Education Minister Benoit Hamon traveled immediately to the school, and told reporters that the mother of a pupil "committed this abominable act in a class against a remarkable teacher." A police official said the mother stabbed the teacher with a knife soon after school started Friday morning.

Hamon said the attacker's child had been in the school only for a month and a half, and the mother had had very little contact with the school staff until Friday. It was unclear whether the daughter was in class at the time of the attack.

Police and city officials would not comment on possible reasons for the attack. The regional prosecutor was expected to speak publicly about the case Friday evening.

After Friday's attack, "the children were immediately taken in by another teacher who brought them to another classroom to talk to them, to tell them stories, to try to break them away from what they had just lived through," Hamon said.

The slain teacher, 34, had two small daughters, Hamon said.

Fellow teacher Robert Couffignal of the regional teachers union told BFM television that the school had experienced tensions in the past but had never seen such violence.

"We are not going to put metal detectors in front of the schools to keep the parents from entering. We are in a relation of trust with the parents," Couffignal said. "This is the relation we want to keep."

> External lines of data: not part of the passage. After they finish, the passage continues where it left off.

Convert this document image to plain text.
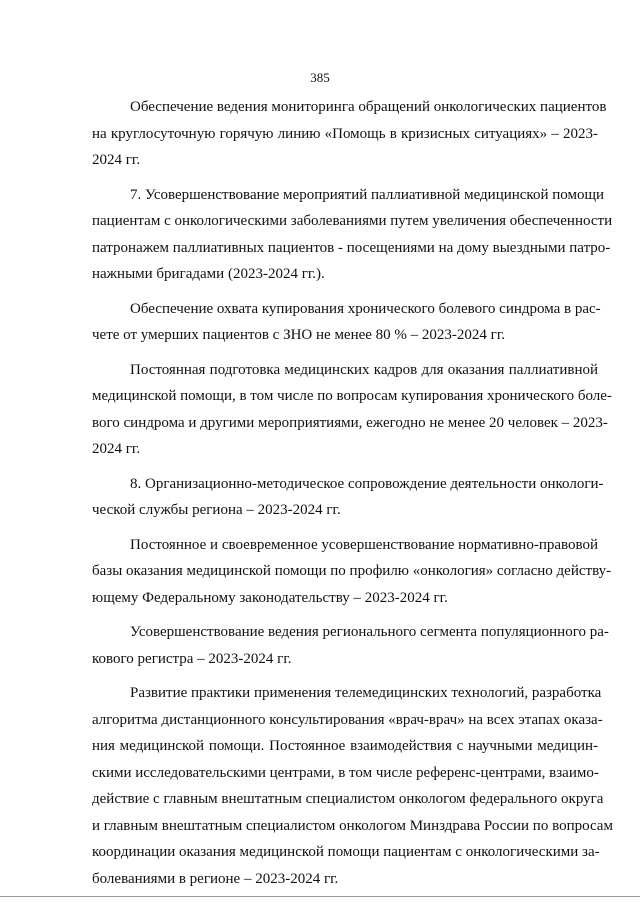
385

Обеспечение ведения мониторинга обращений онкологических пациентов
на круглосуточную горячую линию «Помощь в кризисных ситуациях» – 2023-
2024 гг.

7. Усовершенствование мероприятий паллиативной медицинской помощи
пациентам с онкологическими заболеваниями путем увеличения обеспеченности
патронажем паллиативных пациентов - посещениями на дому выездными патро-
нажными бригадами (2023-2024 гг.).

Обеспечение охвата купирования хронического болевого синдрома в рас-
чете от умерших пациентов с ЗНО не менее 80 % – 2023-2024 гг.

Постоянная подготовка медицинских кадров для оказания паллиативной
медицинской помощи, в том числе по вопросам купирования хронического боле-
вого синдрома и другими мероприятиями, ежегодно не менее 20 человек – 2023-
2024 гг.

8. Организационно-методическое сопровождение деятельности онкологи-
ческой службы региона – 2023-2024 гг.

Постоянное и своевременное усовершенствование нормативно-правовой
базы оказания медицинской помощи по профилю «онкология» согласно действу-
ющему Федеральному законодательству – 2023-2024 гг.

Усовершенствование ведения регионального сегмента популяционного ра-
кового регистра – 2023-2024 гг.

Развитие практики применения телемедицинских технологий, разработка
алгоритма дистанционного консультирования «врач-врач» на всех этапах оказа-
ния медицинской помощи. Постоянное взаимодействия с научными медицин-
скими исследовательскими центрами, в том числе референс-центрами, взаимо-
действие с главным внештатным специалистом онкологом федерального округа
и главным внештатным специалистом онкологом Минздрава России по вопросам
координации оказания медицинской помощи пациентам с онкологическими за-
болеваниями в регионе – 2023-2024 гг.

Other teachers urged better protection for teachers and attention to the tensions they face with parents.

The education minister lamented the especially painful timing of the attack.

"This July 4, the moment when we should be happy for all children that school is over, that vacations are beginning, that teachers successfully completed the school year, has been turned into a day of mourning ... by this abominable crime," Hamon said.

France still feels scars from a shooting at a Jewish school in Toulouse in southern France in 2012 that left three children and a rabbi dead.